Your veterinarian may recommend skin scraping and cytology, flea combing and prevention trial, elimination diet trial (8-12 weeks) for food allergies, allergy testing (blood or intradermal), ear examination and culture, thyroid and hormone testing, and biopsy for unusual or non-responsive cases. Treatment depends on the underlying cause and may include parasite prevention, medicated shampoos, immunotherapy (allergy shots or drops), prescription allergy medications (Apoquel, Cytopoint), prescription diets, antibiotics or antifungals for secondary infections, and omega-3 fatty acid supplementation.

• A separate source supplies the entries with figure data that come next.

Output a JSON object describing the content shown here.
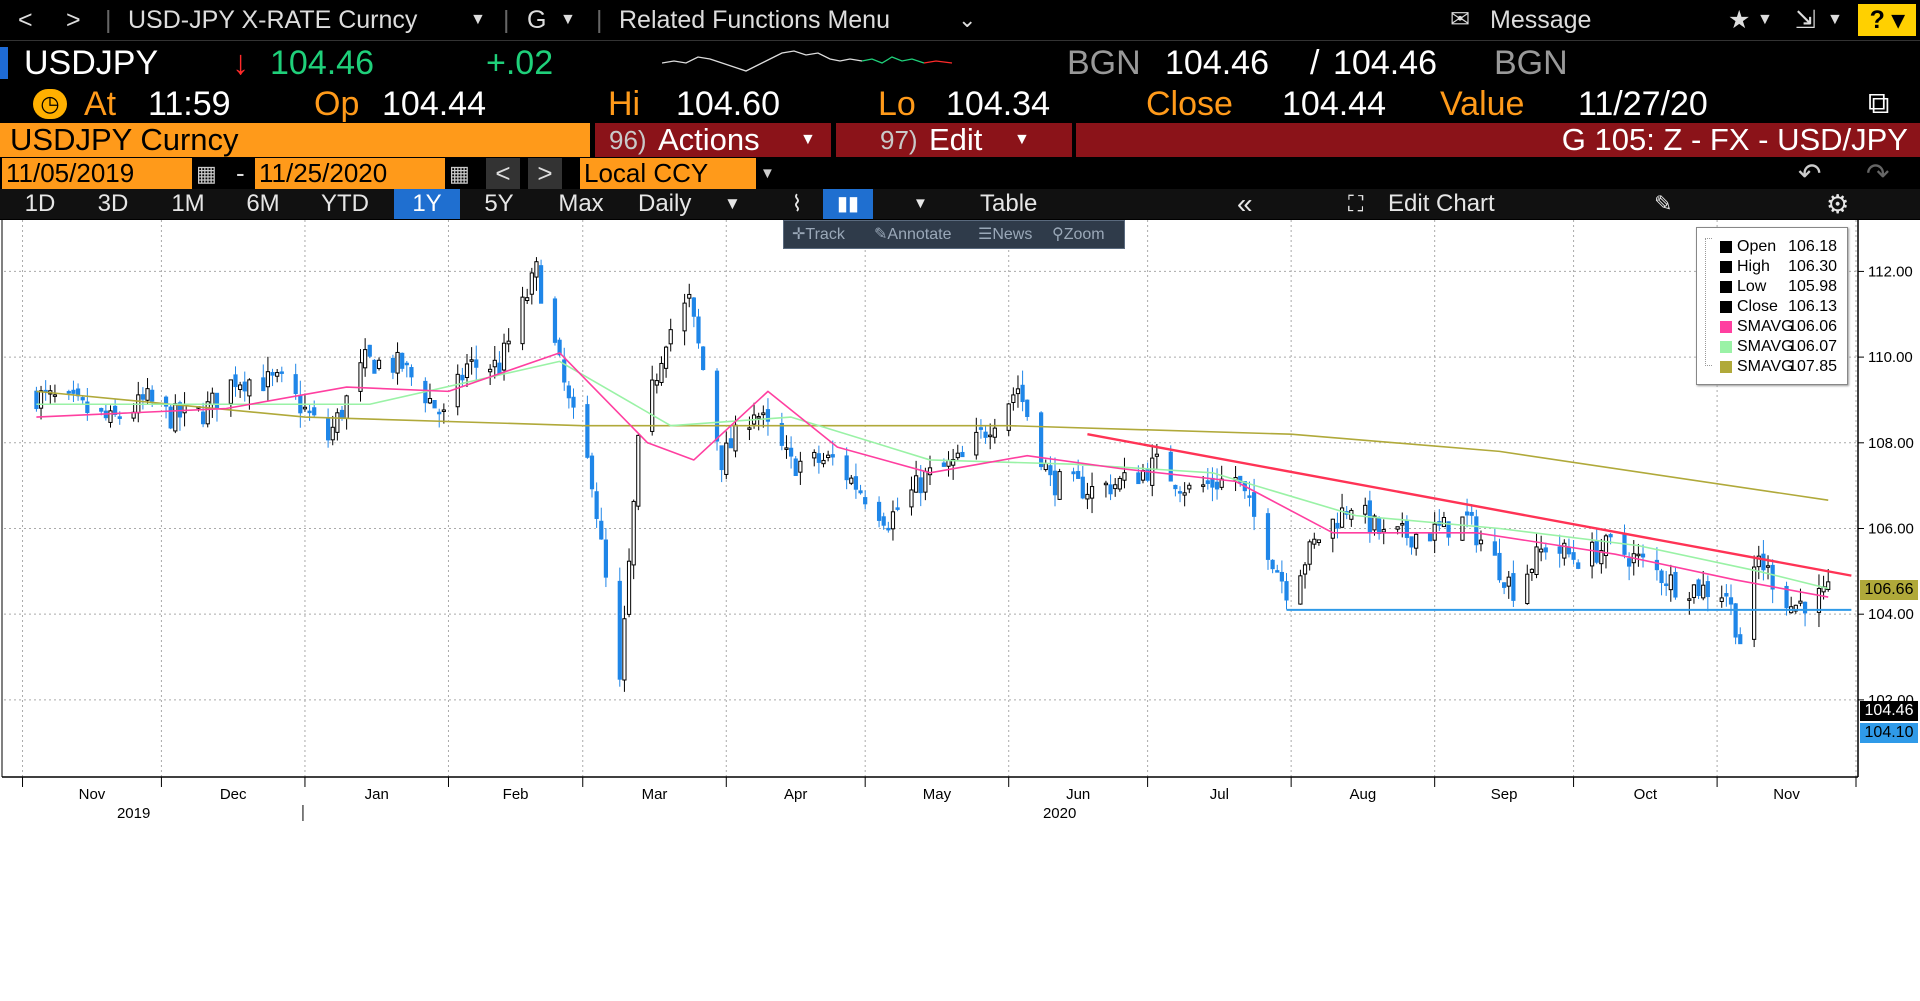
{
  "toolbar": {
    "back": "<",
    "forward": ">",
    "security": "USD-JPY X-RATE Curncy",
    "function": "G",
    "related": "Related Functions Menu",
    "message": "Message",
    "help": "?"
  },
  "quote": {
    "ticker": "USDJPY",
    "last": "104.46",
    "change": "+.02",
    "source1": "BGN",
    "bid": "104.46",
    "slash": "/",
    "ask": "104.46",
    "source2": "BGN",
    "at_label": "At",
    "time": "11:59",
    "open_label": "Op",
    "open": "104.44",
    "high_label": "Hi",
    "high": "104.60",
    "low_label": "Lo",
    "low": "104.34",
    "close_label": "Close",
    "close": "104.44",
    "value_label": "Value",
    "value_date": "11/27/20"
  },
  "menu": {
    "security": "USDJPY Curncy",
    "actions_num": "96)",
    "actions": "Actions",
    "edit_num": "97)",
    "edit": "Edit",
    "title": "G 105: Z - FX - USD/JPY"
  },
  "dates": {
    "start": "11/05/2019",
    "dash": "-",
    "end": "11/25/2020",
    "currency": "Local CCY"
  },
  "periods": [
    "1D",
    "3D",
    "1M",
    "6M",
    "YTD",
    "1Y",
    "5Y",
    "Max"
  ],
  "periodicity": "Daily",
  "table_label": "Table",
  "edit_chart": "Edit Chart",
  "tools": [
    "Track",
    "Annotate",
    "News",
    "Zoom"
  ],
  "legend": [
    {
      "name": "Open",
      "value": "106.18",
      "color": "#000000"
    },
    {
      "name": "High",
      "value": "106.30",
      "color": "#000000"
    },
    {
      "name": "Low",
      "value": "105.98",
      "color": "#000000"
    },
    {
      "name": "Close",
      "value": "106.13",
      "color": "#000000"
    },
    {
      "name": "SMAVG",
      "value": "106.06",
      "color": "#ff3fa0"
    },
    {
      "name": "SMAVG",
      "value": "106.07",
      "color": "#9af2a6"
    },
    {
      "name": "SMAVG",
      "value": "107.85",
      "color": "#b0a93a"
    }
  ],
  "price_tags": [
    {
      "value": "106.66",
      "bg": "#b0a93a",
      "fg": "#000000"
    },
    {
      "value": "104.46",
      "bg": "#000000",
      "fg": "#ffffff"
    },
    {
      "value": "104.10",
      "bg": "#2f9ae8",
      "fg": "#000000"
    }
  ],
  "chart_data": {
    "type": "candlestick",
    "y_ticks": [
      102,
      104,
      106,
      108,
      110,
      112
    ],
    "y_tick_labels": [
      "102.00",
      "104.00",
      "106.00",
      "108.00",
      "110.00",
      "112.00"
    ],
    "ylim": [
      100.2,
      113.2
    ],
    "months": [
      "Nov",
      "Dec",
      "Jan",
      "Feb",
      "Mar",
      "Apr",
      "May",
      "Jun",
      "Jul",
      "Aug",
      "Sep",
      "Oct",
      "Nov"
    ],
    "years": [
      "2019",
      "2020"
    ],
    "grid": true,
    "legend_position": "top-right",
    "close_path": [
      [
        "2019-11-04",
        109.1
      ],
      [
        "2019-11-12",
        108.9
      ],
      [
        "2019-11-20",
        108.5
      ],
      [
        "2019-11-28",
        109.0
      ],
      [
        "2019-12-03",
        108.6
      ],
      [
        "2019-12-10",
        108.7
      ],
      [
        "2019-12-17",
        109.5
      ],
      [
        "2019-12-27",
        109.4
      ],
      [
        "2020-01-06",
        108.1
      ],
      [
        "2020-01-14",
        109.9
      ],
      [
        "2020-01-22",
        109.8
      ],
      [
        "2020-01-31",
        108.6
      ],
      [
        "2020-02-05",
        109.8
      ],
      [
        "2020-02-12",
        109.8
      ],
      [
        "2020-02-20",
        112.0
      ],
      [
        "2020-02-27",
        108.9
      ],
      [
        "2020-03-03",
        107.2
      ],
      [
        "2020-03-09",
        102.3
      ],
      [
        "2020-03-13",
        107.9
      ],
      [
        "2020-03-19",
        110.5
      ],
      [
        "2020-03-24",
        111.3
      ],
      [
        "2020-03-31",
        107.6
      ],
      [
        "2020-04-07",
        108.8
      ],
      [
        "2020-04-15",
        107.5
      ],
      [
        "2020-04-24",
        107.6
      ],
      [
        "2020-05-06",
        106.2
      ],
      [
        "2020-05-14",
        107.2
      ],
      [
        "2020-05-22",
        107.6
      ],
      [
        "2020-06-03",
        109.3
      ],
      [
        "2020-06-10",
        107.1
      ],
      [
        "2020-06-19",
        106.9
      ],
      [
        "2020-06-26",
        107.1
      ],
      [
        "2020-07-03",
        107.5
      ],
      [
        "2020-07-10",
        106.9
      ],
      [
        "2020-07-20",
        107.2
      ],
      [
        "2020-07-31",
        104.6
      ],
      [
        "2020-08-07",
        105.8
      ],
      [
        "2020-08-14",
        106.6
      ],
      [
        "2020-08-21",
        105.8
      ],
      [
        "2020-08-31",
        105.9
      ],
      [
        "2020-09-08",
        106.2
      ],
      [
        "2020-09-18",
        104.6
      ],
      [
        "2020-09-25",
        105.6
      ],
      [
        "2020-10-02",
        105.3
      ],
      [
        "2020-10-09",
        105.6
      ],
      [
        "2020-10-16",
        105.2
      ],
      [
        "2020-10-23",
        104.7
      ],
      [
        "2020-11-03",
        104.5
      ],
      [
        "2020-11-06",
        103.4
      ],
      [
        "2020-11-10",
        105.3
      ],
      [
        "2020-11-17",
        104.2
      ],
      [
        "2020-11-25",
        104.46
      ]
    ],
    "sma_pink": [
      [
        "2019-11-04",
        108.6
      ],
      [
        "2019-12-15",
        108.8
      ],
      [
        "2020-01-10",
        109.3
      ],
      [
        "2020-02-01",
        109.2
      ],
      [
        "2020-02-25",
        110.1
      ],
      [
        "2020-03-15",
        108.0
      ],
      [
        "2020-03-25",
        107.6
      ],
      [
        "2020-04-10",
        109.2
      ],
      [
        "2020-04-25",
        107.9
      ],
      [
        "2020-05-15",
        107.3
      ],
      [
        "2020-06-05",
        107.7
      ],
      [
        "2020-06-25",
        107.4
      ],
      [
        "2020-07-20",
        107.1
      ],
      [
        "2020-08-10",
        105.9
      ],
      [
        "2020-09-10",
        105.9
      ],
      [
        "2020-10-10",
        105.4
      ],
      [
        "2020-11-05",
        104.8
      ],
      [
        "2020-11-25",
        104.4
      ]
    ],
    "sma_green": [
      [
        "2019-11-04",
        108.9
      ],
      [
        "2020-01-15",
        108.9
      ],
      [
        "2020-02-25",
        109.9
      ],
      [
        "2020-03-20",
        108.4
      ],
      [
        "2020-04-15",
        108.6
      ],
      [
        "2020-05-15",
        107.6
      ],
      [
        "2020-06-15",
        107.5
      ],
      [
        "2020-07-15",
        107.3
      ],
      [
        "2020-08-15",
        106.3
      ],
      [
        "2020-09-15",
        106.0
      ],
      [
        "2020-10-15",
        105.6
      ],
      [
        "2020-11-10",
        105.0
      ],
      [
        "2020-11-25",
        104.6
      ]
    ],
    "sma_olive": [
      [
        "2019-11-04",
        109.2
      ],
      [
        "2020-01-01",
        108.6
      ],
      [
        "2020-03-01",
        108.4
      ],
      [
        "2020-06-01",
        108.4
      ],
      [
        "2020-08-01",
        108.2
      ],
      [
        "2020-09-15",
        107.8
      ],
      [
        "2020-11-25",
        106.66
      ]
    ],
    "trend_line": [
      [
        "2020-06-18",
        108.2
      ],
      [
        "2020-11-30",
        104.9
      ]
    ],
    "support_line": [
      [
        "2020-07-31",
        104.1
      ],
      [
        "2020-11-30",
        104.1
      ]
    ]
  }
}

## Advanced Diagnostic Workup for Chronic Itching

When basic treatment fails to resolve itching, your veterinarian may recommend advanced diagnostics:

**Skin scraping and cytology:** Microscopic examination of skin samples to identify mites (Demodex, Sarcoptes), yeast (Malassezia), and bacterial infections that perpetuate the itch cycle.

**Intradermal allergy testing:** The gold standard for identifying environmental allergens. Small amounts of common allergens are injected into the skin and reactions are measured. Results guide immunotherapy (allergy shots) formulation.

**Serum allergy testing:** Blood test measuring IgE antibodies against specific allergens. Less accurate than intradermal testing but more practical in some situations.

**Elimination diet trial:** An 8-12 week strict novel protein or hydrolyzed protein diet to diagnose food allergies. During this trial, the pet must eat ONLY the prescribed food — no treats, flavored medications, or table scraps. Even small cheats invalidate the trial.

**Skin biopsy:** For unusual presentations, non-responsive cases, or suspected autoimmune skin diseases (pemphigus, lupus).

## Modern Itch Management Options

Veterinary dermatology has advanced significantly with targeted itch-relief medications: Apoquel (oclacitinib) provides rapid itch relief within 4-24 hours by blocking JAK enzymes. Cytopoint (lokivetmab) is a monthly injection that neutralizes the itch signal (IL-31) with minimal side effects. Immunotherapy (allergy shots or sublingual drops) addresses the root cause over 6-12 months. These options are far more effective and safer than long-term steroid use.